Y luego tal vez lo soy, porque su rostro se enciende cuando me ve.

—¿Me compraste botas? —dice, como si le hubiese dado diamantes.

—No te llegué a regalar nada por tu cumpleaños. Espero que encajen. Vi tus zapatos un día y vi la marca, así que lo compré ahí.

Meto mis manos en mis bolsillos y ella ya se está quitando sus zapatillas de correr y probándose las botas.

—¿Punta de acero? —pregunta.

Yo asiento.

—Y negras—. Sonríe y amo más esa sonrisa porque creo que yo logré que estuviera ahí.

—Y negras —confirmo, aunque no sé por qué.

—No las envolviste —reprende.

—Sí, esperaba que no me dijeras nada.

—Estoy bromeando—. Se ríe y podría escucharla reír para siempre.

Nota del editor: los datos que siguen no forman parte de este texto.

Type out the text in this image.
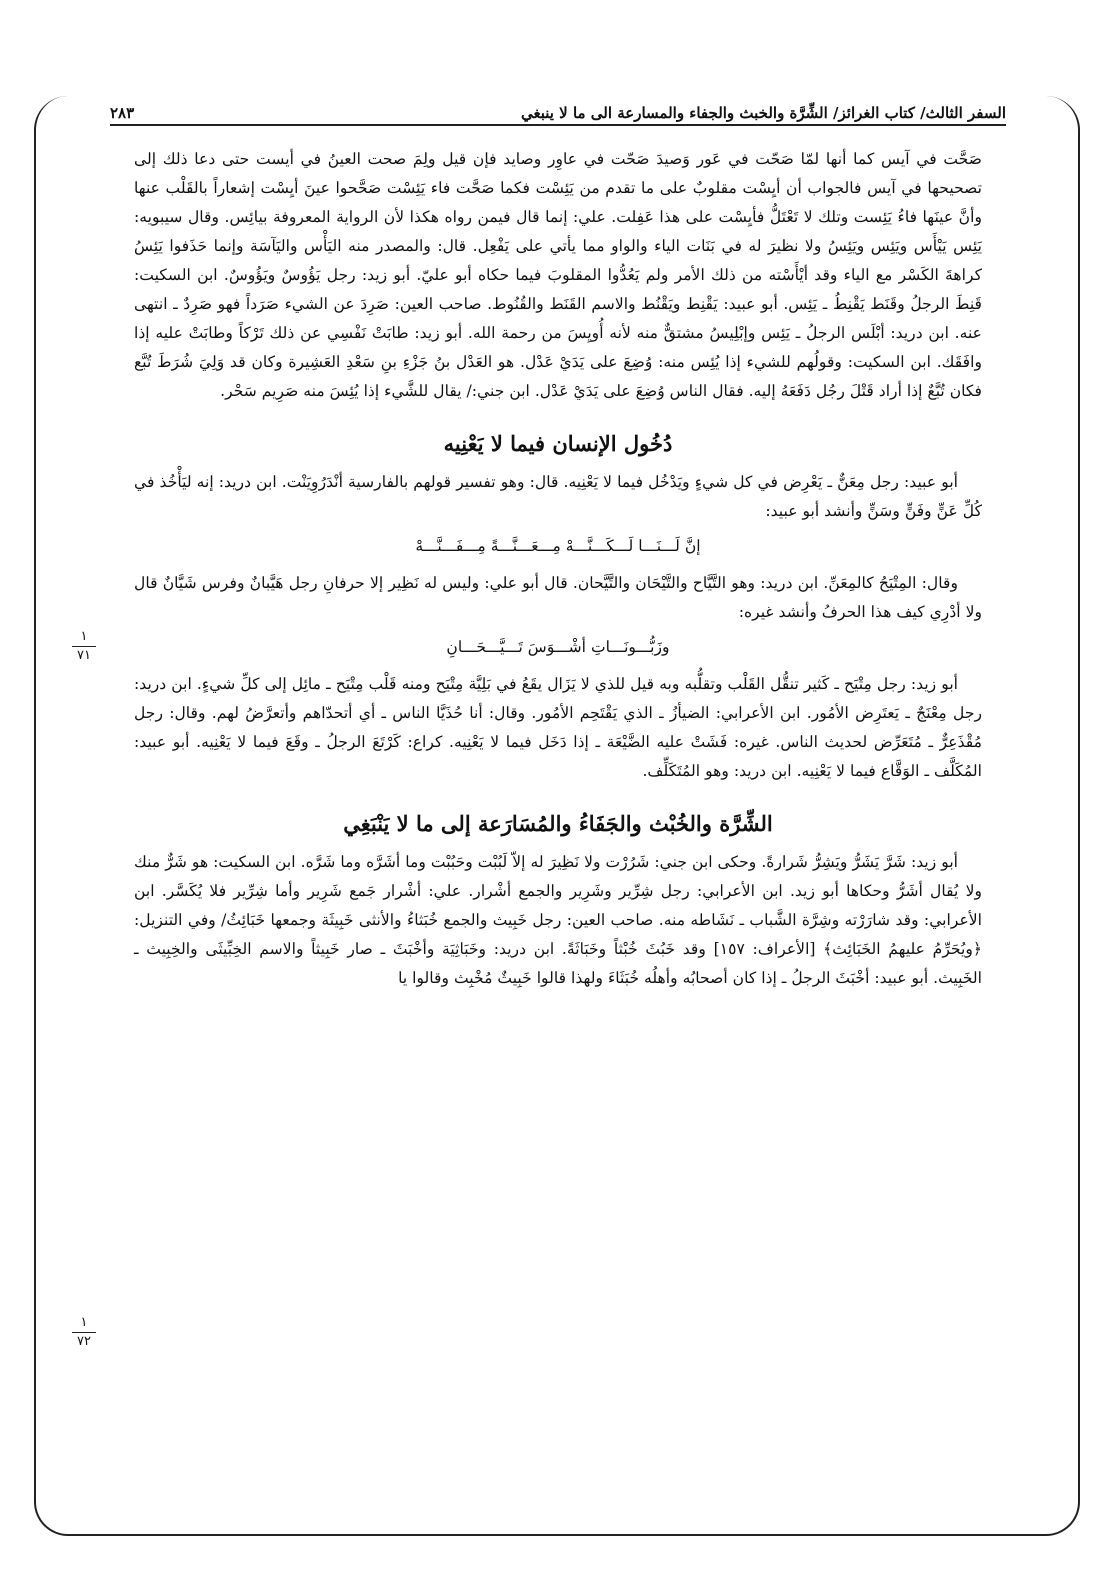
السفر الثالث/ كتاب الغرائز/ الشِّرَّة والخبث والجفاء والمسارعة الى ما لا ينبغي
٢٨٣
١
٧١
١
٧٢

صَحَّت في آيس كما أنها لمّا صَحّت في عَور وَصيدَ صَحّت في عاوِر وصايد فإن قيل ولِمَ صحت العينُ في أيست حتى دعا ذلك إلى تصحيحها في آيس فالجواب أن أيِسْت مقلوبٌ على ما تقدم من يَئِسْت فكما صَحَّت فاء يَئِسْت صَحَّحوا عينَ أيِسْت إشعاراً بالقَلْب عنها وأنَّ عينَها فاءُ يَئِست وتلك لا تَعْتَلُّ فأيِسْت على هذا عَفِلت. علي: إنما قال فيمن رواه هكذا لأن الرواية المعروفة بيائِس. وقال سيبويه: يَئِس يَيْأَس ويَئِس ويَئِسُ ولا نظيرَ له في بَنَات الياء والواو مما يأتي على يَفْعِل. قال: والمصدر منه اليَأْس واليَآسَة وإنما حَذَفوا يَئِسُ كراهةَ الكَسْر مع الياء وقد أيْأَسْته من ذلك الأمر ولم يَعُدُّوا المقلوبَ فيما حكاه أبو عليّ. أبو زيد: رجل يَؤُوسٌ ويَؤُوسٌ. ابن السكيت: قَنِطَ الرجلُ وقَنَط يَقْنِطُ ـ يَئِس. أبو عبيد: يَقْنِط ويَقْنُط والاسم القَنَط والقُنُوط. صاحب العين: صَرِدَ عن الشيء صَرَداً فهو صَرِدٌ ـ انتهى عنه. ابن دريد: أبْلَس الرجلُ ـ يَئِس وإبْلِيسُ مشتقٌّ منه لأنه أُويِسَ من رحمة الله. أبو زيد: طابَتْ نَفْسِي عن ذلك تَرْكاً وطابَتْ عليه إذا وافَقَك. ابن السكيت: وقولُهم للشيء إذا يُئِس منه: وُضِعَ على يَدَيْ عَدْل. هو العَدْل بنُ جَزْءِ بنِ سَعْدِ العَشِيرة وكان قد وَلِيَ شُرَطَ تُبَّع فكان تُبَّعٌ إذا أراد قَتْلَ رجُل دَفَعَهُ إليه. فقال الناس وُضِعَ على يَدَيْ عَدْل. ابن جني:/ يقال للشَّيء إذا يُئِسَ منه صَرِيم سَحْر.

دُخُول الإنسان فيما لا يَعْنِيه

أبو عبيد: رجل مِعَنٌّ ـ يَعْرِض في كل شيءٍ ويَدْخُل فيما لا يَعْنِيه. قال: وهو تفسير قولهم بالفارسية أنْدَرُوِيَنْت. ابن دريد: إنه ليَأْخُذ في كُلِّ عَنٍّ وفَنٍّ وسَنٍّ وأنشد أبو عبيد:

إنَّ لَـــنَـــا لَـــكَـــنَّـــهْ مِـــعَـــنَّـــةً مِـــفَـــنَّـــهْ

وقال: المِتْيَحُ كالمِعَنِّ. ابن دريد: وهو التَّيَّاح والتَّيْحَان والتَّيَّحان. قال أبو علي: وليس له نَظِير إلا حرفانِ رجل هَيَّبانٌ وفرس شَيَّانٌ قال ولا أدْرِي كيف هذا الحرفُ وأنشد غيره:

وزَبُّـــونَـــاتِ أشْـــوَسَ تَـــيَّـــحَـــانِ

أبو زيد: رجل مِتْيَح ـ كَثير تنقُّل القَلْب وتقلُّبه وبه قيل للذي لا يَزَال يقَعُ في بَلِيَّة مِتْيَح ومنه قَلْب مِتْيَح ـ مائِل إلى كلِّ شيءٍ. ابن دريد: رجل مِعْنَجٌ ـ يَعتَرِض الأمُور. ابن الأعرابي: الضيأزُ ـ الذي يَقْتَحِم الأمُور. وقال: أنا حُذَيَّا الناس ـ أي أتحدّاهم وأتعرَّضُ لهم. وقال: رجل مُقْذَعِرٌّ ـ مُتَعَرِّض لحديث الناس. غيره: فَشَتْ عليه الضَّيْعَة ـ إذا دَخَل فيما لا يَعْنِيه. كراع: كَرْتَعَ الرجلُ ـ وقَعَ فيما لا يَعْنِيه. أبو عبيد: المُكَلَّف ـ الوَقَّاع فيما لا يَعْنِيه. ابن دريد: وهو المُتَكَلِّف.

الشِّرَّة والخُبْث والجَفَاءُ والمُسَارَعة إلى ما لا يَنْبَغِي

أبو زيد: شَرَّ يَشَرُّ ويَشِرُّ شَرارةً. وحكى ابن جني: شَرُرْت ولا نَظِيرَ له إلاّ لَبُبْت وحَبُبْت وما أشَرَّه وما شَرَّه. ابن السكيت: هو شَرٌّ منك ولا يُقال أشَرُّ وحكاها أبو زيد. ابن الأعرابي: رجل شِرِّير وشَرِير والجمع أشْرار. علي: أشْرار جَمع شَرِير وأما شِرِّير فلا يُكَسَّر. ابن الأعرابي: وقد شارَرْته وشِرَّة الشَّباب ـ نَشَاطه منه. صاحب العين: رجل خَبِيث والجمع خُبَثاءُ والأنثى خَبِيثَة وجمعها خَبَائِثُ/ وفي التنزيل: ﴿ويُحَرِّمُ عليهمُ الخَبَائِث﴾ [الأعراف: ١٥٧] وقد خَبُثَ خُبْثاً وخَبَاثَةً. ابن دريد: وخَبَاثِيَة وأخْبَثَ ـ صار خَبِيثاً والاسم الخِبِّيثَى والخِبِيث ـ الخَبِيث. أبو عبيد: أخْبَثَ الرجلُ ـ إذا كان أصحابُه وأهلُه خُبَثَاءَ ولهذا قالوا خَبِيثٌ مُخْبِث وقالوا يا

Ella se pone de pie y examina las botas en sus pies.

—Son perfectas.

—Ahora puedes moverte bien y usar las herramientas en clase de taller.

Su sonrisa se desvanece. —No puedo usar nada de eso.

—Puedes usar algunas cosas —digo, porque quiero la sonrisa de vuelta y porque es verdad. Ella puede hacer más de lo que cree. Por alguna razón, no lo intenta—. Y puedo ser tu otra mano cuando lo necesites.

Está caminando alrededor del garaje y flexionando sus pies para aflojar las botas cuando me doy cuenta que no hay nada más sexy que esta chica en botas de trabajo negras. —Vas a tener que llevarlas a la escuela para cambiártelas.

—Olvida eso —dice, y vuelve su sonrisa—. Voy a ir con estas puestas.

—¿Así que lo hice bien? —pregunta, solo porque quiero escuchárselo decir.

—Casi mejor que las monedas en la fuente.

Se levanta y me besa, y es salado, dulce e increíble.

—No me besaste por las monedas —digo.

—No sabía que tenía permitido hacerlo.